Festes Schuhwerk ist dabei angeraten, durch die Furchen der Transportfahrzeuge, in denen sich Wasser gesammelt hat, landet man immer wieder im Matsch.
Frei begehbar sind manche Wege trotzdem nicht: Dort, wo geholzt wird, sperren Flatterbänder den Durchgang. Zu groß ist die Gefahr eines Unfalls, wenn ein Baum fällt. Aber es gibt genug Wege, als ich mich mit der Kamera in den Wald aufmache. Doch dann steht plötzlich 25 Meter vom Wegesrand entfernt einer der Männer und sägt, was das Zeug hält.
Der einsame Sägemeister, der die bereits gefällten Stämme von den Seitenästen befreit, winkt freundlich und nickt mir zu, als ich ihn frage, ob ich weitergehen kann bzw. darf.

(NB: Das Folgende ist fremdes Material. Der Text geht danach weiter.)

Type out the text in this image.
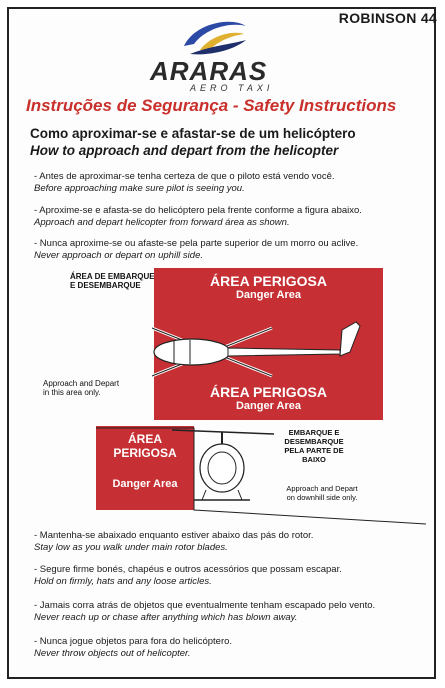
ROBINSON 44
ARARAS
AERO TAXI
Instruções de Segurança - Safety Instructions
Como aproximar-se e afastar-se de um helicóptero
How to approach and depart from the helicopter
- Antes de aproximar-se tenha certeza de que o piloto está vendo você.
Before approaching make sure pilot is seeing you.
- Aproxime-se e afasta-se do helicóptero pela frente conforme a figura abaixo.
Approach and depart helicopter from forward área as shown.
- Nunca aproxime-se ou afaste-se pela parte superior de um morro ou aclive.
Never approach or depart on uphill side.
ÁREA PERIGOSA
Danger Area
ÁREA PERIGOSA
Danger Area
ÁREA DE EMBARQUE E DESEMBARQUE
Approach and Depart in this area only.
ÁREA PERIGOSA
Danger Area
EMBARQUE E DESEMBARQUE PELA PARTE DE BAIXO
Approach and Depart on downhill side only.
- Mantenha-se abaixado enquanto estiver abaixo das pás do rotor.
Stay low as you walk under main rotor blades.
- Segure firme bonés, chapéus e outros acessórios que possam escapar.
Hold on firmly, hats and any loose articles.
- Jamais corra atrás de objetos que eventualmente tenham escapado pelo vento.
Never reach up or chase after anything which has blown away.
- Nunca jogue objetos para fora do helicóptero.
Never throw objects out of helicopter.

„Ja!“ ruft er zurück. Er hat die Säge abgestellt, ist offenbar froh um einen kleinen Plausch. „Passen’s nur auf weiter oben“, mahnt er zur Vorsicht und spielt auf zwei Bäume an, die noch quer über den Weg hängen, das Geäst verhakt im Baum gegenüber.
Dann will er wissen, ob ich zum Fotografieren da bin, was angesichts der angehängten Kamera nicht weiter schwer zu erraten ist. Und was ich für Bilder machen will. Wenn ich das mal wüsste…
„More of the same“ vermutlich, was auch nichts anderes heißt als immer das Gleiche. Denn Fotos im Wald von Bruchholz, Totholz, Baumbruch habe ich schon reichlich gemacht. Und es werden immer mehr.
Es ist eben nicht nur ein im Wald einfach zu findendes Motiv, es variiert auch eins ums andere Mal und bietet so neue Möglichkeiten. Ich antworte etwas ausweichend, dass ich noch nicht so wirklich eine Idee hätte, ich sei eben noch auf Motivsuche.
Vielleicht die Baumstümpfe der abgebrochenen Bäume, die bizarr zersplittert sind…
…oder von Moos überwachsen, irgendwie „pelzig“, fast schon einladend, darauf Platz zu nehmen, was einem allerdings in allerkürzester Zeit einen nassen Hintern bescheren würde.
Pilze wachsen an den Stämmen. Auch sie nehme ich oft als Motiv. Aus Totholz wird wieder Lebendiges. Der Kreislauf des Lebens, die Angewiesenheit der einzelnen Arten aufeinander und die ungeheure Effizienz eines Ökosystems sind immer wieder faszinierend.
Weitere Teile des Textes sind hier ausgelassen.